Perhaps it’d help if babies were born with a parental warning tag.  Beware-living with teenagers may become hazardous to mental health!’

I know —I lived with three full grown, experienced teenagers.

However, they do make life most interesting.

I sense teenagers are prone to hearing problems. They say they didn’t hear you ask them a question. Meanwhile they were looking you right in the face and nodding their head. They especially say they never heard when you tell them what time to be back from the mall. But—they hear a vibrating phone from two rooms away; and a silent text message from the basement.

It’s called selective hearing- and we are on permanent mute.

However, all is not lost. We can really learn somethings from them. One day, after looking at my son’s wall-to-wall clothes (on the floor, that is). I asked , “How can you tell the dirty clothes from the clean?”

You’ll never believe his profound answer. (I just knew his education would pay off some day.)

“Why, Mom, it’s so simple—I just smell them!”

I think I should donate his nose to the Launders of America.

They do have a most unique way of communicating. Nonetheless, after years of trial and error (mostly error.) I have learned some of their jargon.

“Everybody is doing it ,” the accurate translation—there’s a remote chance some kid’s parents are perhaps willing to consider the possibility of thinking about it sometime.

“Absolutely everyone has one. If I don’t get one, I’ll simply die!” Interpretation—all the kids are telling their parents the same story. Meanwhile, no one has seen this phantom kid who supposedly has one.

Talk about the communication gap—teenage boys invented it! The basics of their vocabulary are: yes, no, and uh-huh. Their longest tries are saved for when they want something.  I’m hungry!  I need to borrow some moolah! Can I use the car?

Asking them anything other than what’s the time, is considered an invasion of their privacy.

They declare to us they like to be left alone, they need their privacy, Yet they are never alone! Since they hit puberty, everything is en masse. Either they are on their cell phone, Facebooking, Instagraming, texting, Twiittering each other.  Meanwhile they are sitting in the same room.

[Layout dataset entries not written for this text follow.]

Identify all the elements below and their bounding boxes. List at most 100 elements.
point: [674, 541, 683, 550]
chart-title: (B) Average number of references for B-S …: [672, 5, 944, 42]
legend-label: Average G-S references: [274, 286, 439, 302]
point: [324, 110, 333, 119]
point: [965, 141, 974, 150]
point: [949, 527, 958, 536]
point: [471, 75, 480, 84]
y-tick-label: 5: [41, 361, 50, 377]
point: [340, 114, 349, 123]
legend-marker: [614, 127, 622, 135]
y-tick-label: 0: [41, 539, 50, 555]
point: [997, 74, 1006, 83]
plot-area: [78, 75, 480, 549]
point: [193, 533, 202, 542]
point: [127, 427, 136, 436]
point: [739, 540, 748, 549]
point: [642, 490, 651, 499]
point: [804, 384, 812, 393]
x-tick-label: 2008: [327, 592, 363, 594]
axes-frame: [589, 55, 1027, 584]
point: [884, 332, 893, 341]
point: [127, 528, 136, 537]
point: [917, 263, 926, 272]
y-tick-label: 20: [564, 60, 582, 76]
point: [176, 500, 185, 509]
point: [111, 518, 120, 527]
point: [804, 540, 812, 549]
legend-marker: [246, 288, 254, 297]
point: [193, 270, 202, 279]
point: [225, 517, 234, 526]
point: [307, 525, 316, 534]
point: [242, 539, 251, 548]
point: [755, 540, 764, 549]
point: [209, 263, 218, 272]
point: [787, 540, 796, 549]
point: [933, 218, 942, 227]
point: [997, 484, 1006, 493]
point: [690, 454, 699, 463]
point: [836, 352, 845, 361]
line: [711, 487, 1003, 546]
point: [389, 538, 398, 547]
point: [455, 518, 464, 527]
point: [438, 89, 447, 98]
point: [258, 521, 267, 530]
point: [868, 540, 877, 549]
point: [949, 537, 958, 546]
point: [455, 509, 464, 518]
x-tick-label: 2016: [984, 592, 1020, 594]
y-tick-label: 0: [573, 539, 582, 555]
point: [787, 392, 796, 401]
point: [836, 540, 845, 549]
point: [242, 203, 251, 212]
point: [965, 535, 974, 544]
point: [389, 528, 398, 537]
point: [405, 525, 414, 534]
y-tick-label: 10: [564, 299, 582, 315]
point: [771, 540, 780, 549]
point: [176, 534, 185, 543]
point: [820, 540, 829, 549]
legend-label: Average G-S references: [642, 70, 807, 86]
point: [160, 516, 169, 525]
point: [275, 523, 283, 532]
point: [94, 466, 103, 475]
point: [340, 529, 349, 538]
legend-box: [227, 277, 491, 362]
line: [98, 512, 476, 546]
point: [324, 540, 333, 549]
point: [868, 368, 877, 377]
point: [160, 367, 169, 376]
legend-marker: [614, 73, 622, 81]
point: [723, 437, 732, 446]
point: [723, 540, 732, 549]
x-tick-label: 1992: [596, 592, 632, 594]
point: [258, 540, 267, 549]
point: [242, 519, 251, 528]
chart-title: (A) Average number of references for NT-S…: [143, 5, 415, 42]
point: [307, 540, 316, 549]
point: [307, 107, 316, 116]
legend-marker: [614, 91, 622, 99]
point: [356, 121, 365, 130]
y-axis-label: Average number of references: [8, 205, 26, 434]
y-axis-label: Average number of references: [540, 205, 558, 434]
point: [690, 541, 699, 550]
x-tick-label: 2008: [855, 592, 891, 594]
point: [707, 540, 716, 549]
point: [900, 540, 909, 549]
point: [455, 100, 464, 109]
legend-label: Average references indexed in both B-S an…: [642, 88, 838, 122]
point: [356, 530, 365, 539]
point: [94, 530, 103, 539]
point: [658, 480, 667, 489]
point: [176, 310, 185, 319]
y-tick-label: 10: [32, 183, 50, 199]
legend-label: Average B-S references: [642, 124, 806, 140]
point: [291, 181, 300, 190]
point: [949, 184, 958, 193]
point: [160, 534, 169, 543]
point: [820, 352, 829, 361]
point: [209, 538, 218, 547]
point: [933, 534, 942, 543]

And– they don’t come in any other mode than hungry.

One time, and one time only, I actually heard my son say he was full. I watched in awe as he got up from the table. But, upon standing he said, false alarm, sat down and continued inhaling his food.

In fact, his only concern about going to college was—would there be enough food?

Nevertheless, I sense there’s hope—I think I am not alone. I saw a bumper sticker the other day that read: “Isanity is hereditary—you catch it from your teenagers!”